We as people have a large effect on the world we live in. The need to be aware and cognizant of our actions and how they affect our surrounding world is imperative. This is to be done from our day-to-day living to the time we actually spend on or near a river.
At-home practices for conserving water can start with using less water and being aware of household pollutants in your local drainages. Less pollution equals a healthier ecosystem.
When my wife and I bike to the river in the summer months, we swim and snorkel to exercise and observe the incredible underwater world. Then as we leave, picking up even one piece of poorly placed trash makes us feel like we are doing our part in appreciating the river itself. The little things do make a difference when many people participate in these acts of appreciation. Volunteering in your local towns’ litter sweep or river clean-up events are a great way to help and raise awareness about pollution.
As a fisherman, I understand my direct impact on the river and its ecosystem. I am very aware and do my best to responsibly catch, release and harvest fish. When fishing, I make sure to employ practices that avoid being wasteful or damaging to the river or the fish. General practices of sustainability and conservation from all community members will always help.

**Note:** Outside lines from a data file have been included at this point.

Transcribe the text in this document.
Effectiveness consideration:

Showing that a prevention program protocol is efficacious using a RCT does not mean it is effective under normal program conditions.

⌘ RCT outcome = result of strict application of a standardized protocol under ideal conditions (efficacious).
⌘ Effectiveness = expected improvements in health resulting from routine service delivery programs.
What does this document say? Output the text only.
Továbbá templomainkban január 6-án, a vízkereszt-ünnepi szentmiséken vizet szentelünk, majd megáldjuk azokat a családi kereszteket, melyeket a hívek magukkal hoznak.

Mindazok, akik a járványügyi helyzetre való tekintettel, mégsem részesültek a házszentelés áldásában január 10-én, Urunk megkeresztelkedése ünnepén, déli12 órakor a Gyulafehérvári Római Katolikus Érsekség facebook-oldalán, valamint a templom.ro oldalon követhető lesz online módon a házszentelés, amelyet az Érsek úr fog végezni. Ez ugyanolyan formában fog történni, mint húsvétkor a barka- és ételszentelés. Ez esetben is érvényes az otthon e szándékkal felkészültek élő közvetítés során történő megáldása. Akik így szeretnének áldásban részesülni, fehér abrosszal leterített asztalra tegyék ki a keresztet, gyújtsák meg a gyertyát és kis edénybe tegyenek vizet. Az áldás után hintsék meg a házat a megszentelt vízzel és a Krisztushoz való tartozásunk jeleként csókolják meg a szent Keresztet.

The message I want to convey is to take a moment and really appreciate what the river has done for you. It is different for all of us, and we can come from different places of appreciation to become a driving force in the overall conservation of our local and distant ecosystems. In this changing world, I believe this to be an important matter going forward throughout our human existence.
I wish everyone a happy and healthy summer. While out and about, please be respectful, responsible and appreciative of river ecosystems. Do your part in leaving recreation areas better than how they were found. Every person’s actions can lead to a cleaner and healthier world.